WASHINGTON — Southern Nevada’s top water official urged Congress on Thursday to preserve favorable tax treatment of municipal bonds, a key tool communities are using to improve their water structures and fight drought.
“For those of us on the ground, finding ways to make what is becoming an ever-increasing financial burden more tolerable is first and foremost on our minds,” said Pat Mulroy, the general manager of the Southern Nevada Water Authority.
A water resources bill being readied for Senate debate contains a program sought by municipal water agencies collectively facing billions of dollars in costs to upgrade infrastructure to combat drought.
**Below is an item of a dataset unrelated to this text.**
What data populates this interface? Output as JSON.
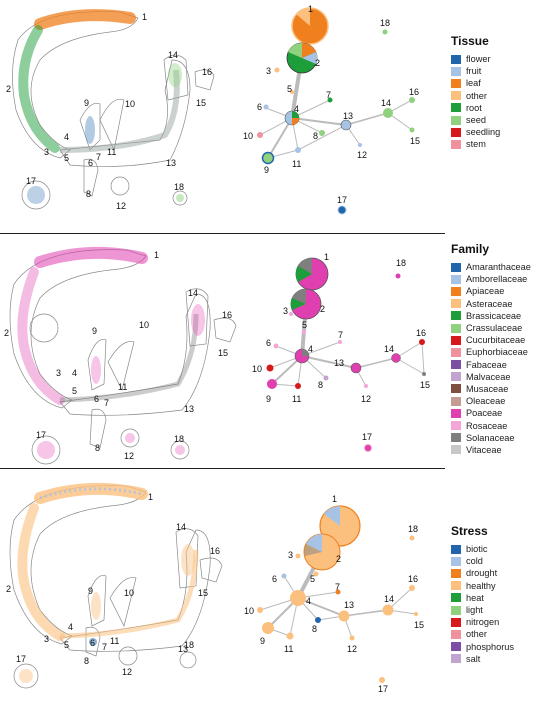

The measure would provide $500 million in low-interest loans, guarantees and other credit for large projects that bolster water systems.
Even if that becomes law, Mulroy said, water users face significant rate increases. The burden will become heavier if municipal bonds lose their tax-exempt status, she said.
President Barack Obama’s budget proposes capping the value of interest paid on the bonds.
While that would raise revenues for the government, critics say it would essentially reduce the appeal of the bonds to investors and increase borrowing costs for states and local governments that use the bonds to finance improvements.
“The impact on residents and small businesses will be staggering,” Mulroy said of the proposal, which the Obama administration has floated before without success.
“You are going to see a big push across the country, at least from my industry, saying stop it,” she said. “It becomes a backdoor way to tax local and state governments.”
Mulroy appeared before the Senate Energy and Natural Resources Committee, on a panel of drought experts.
After traveling to Washington regularly to sound alarms about the drought, Mulroy said she was heartened by the official attention.
Sen. Ron Wyden, D-Ore., the Senate committee’s new chairman, told those at the hearing that “we in fact are going to look at everything” for responses to the drought.
“Water is a critical resource, and yet so often it seems to almost be treated as an afterthought,” Wyden said.